Pero el problema real no son los países lejanos ni las mentes retrogradas. Las películas con personajes gais no funcionan bien en taquilla. Call me by your name, una de las grandes favoritas a los Oscars este año, apenas ha recaudado 9 millones de dólares en EEUU, una cifra que palidece al lado del resto de nominadas, con ejemplos como Dunkerke (178) Let me Out (175) o Los archivos del Pentágono (47). El año pasado la película ganadora, Moonlight, fue la que menos recaudó de todas las nominadas, (20 millones frente a los 135 de Lalaland o los 146 de Figuras Ocultas).

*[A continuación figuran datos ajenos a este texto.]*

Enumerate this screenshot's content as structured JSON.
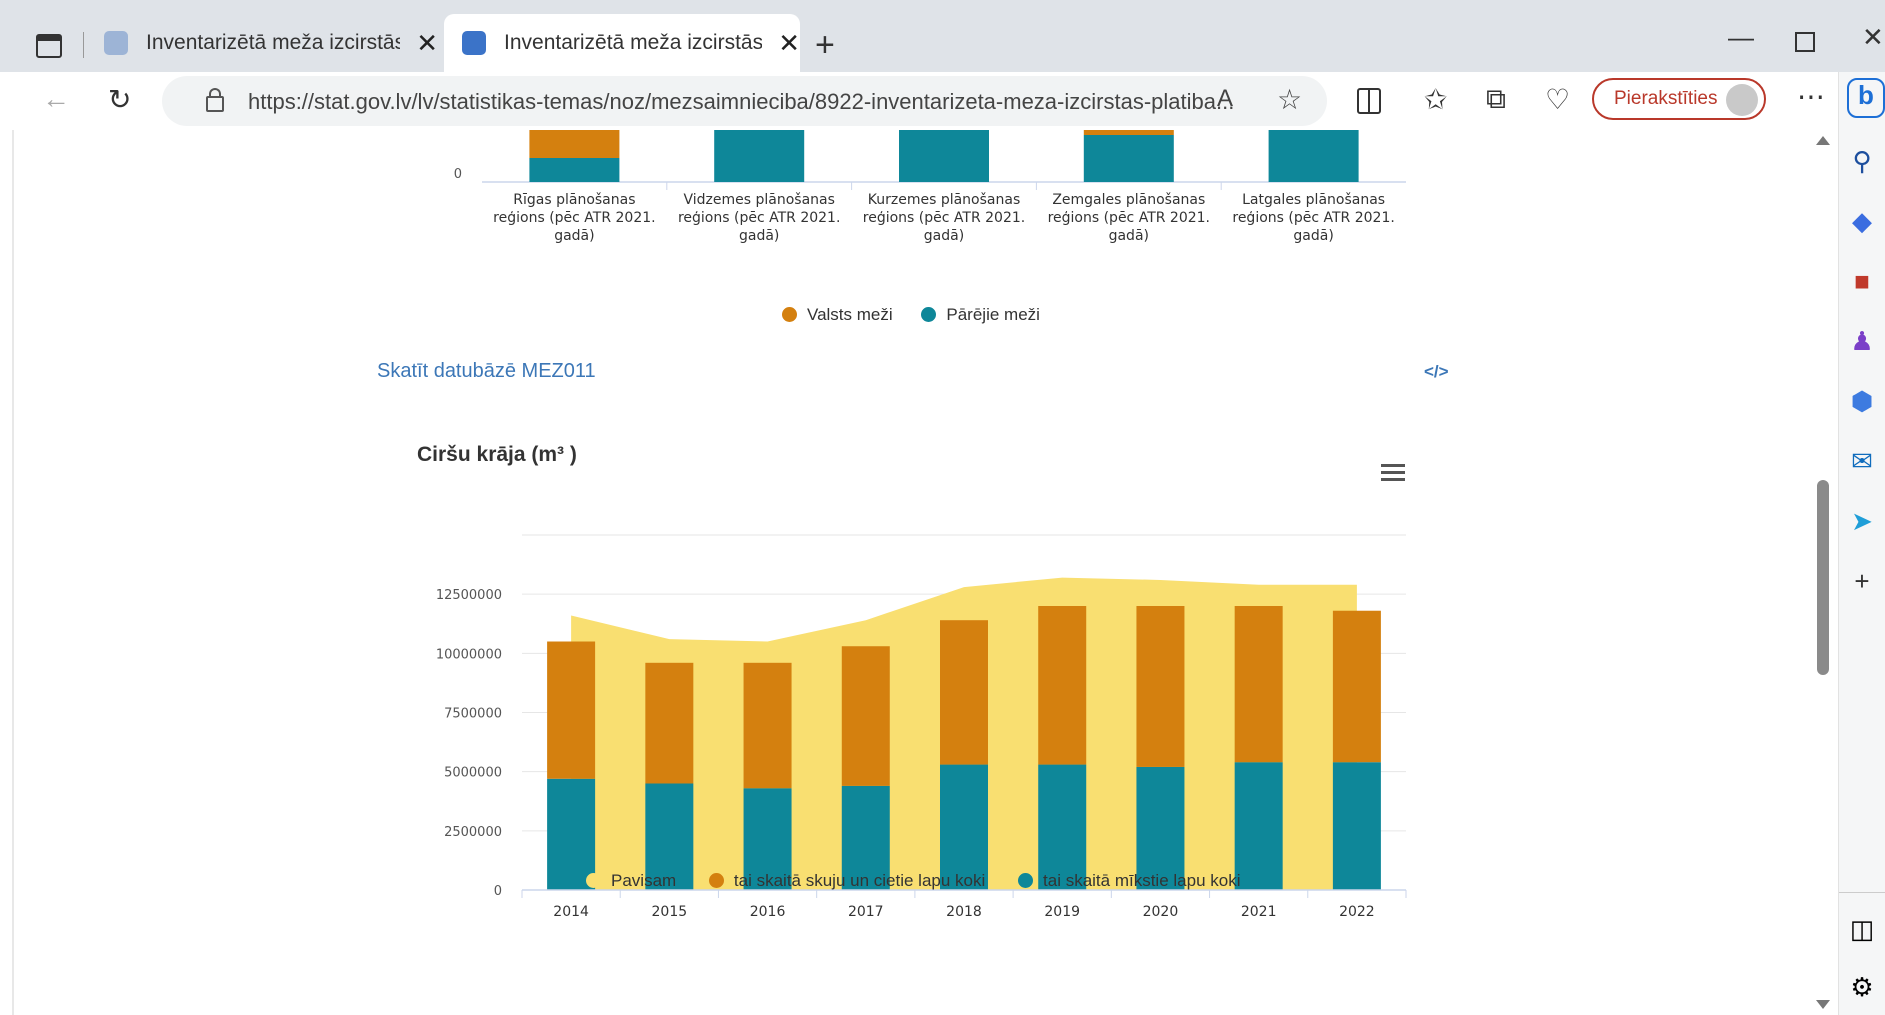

Y estamos hablando de películas más o menos de autor, films que se hacen sin pensar demasiado en la taquilla, así que si analizamos las grandes producciones de Warner o Disney parece comprensible que no se incluyan personajes gais para minimizar los riesgos. Es lícito. Pero si su finalidad es ganar dinero no tiene sentido que se erijan en defensores de las minorías en las ruedas de prensa, que se postulen como los Harvey Milks del séptimo arte.

El ‘shippeo’ como estrategia de marketing. El caso de ‘Star Wars’

El shiping es un neologismo inglés que describe la implicación emocional de los seguidores de una obra con un hipotético romance entre dos personajes de esta, más allá de lo narrado explícitamente en la obra original. Este fenómeno nace en los foros de internet y hasta ahora moría en ellos. Pero en los últimos años las productoras, los periodistas y el público se han volcado en la red, y lo que sucede en esta acaba siendo noticia fuera de ella.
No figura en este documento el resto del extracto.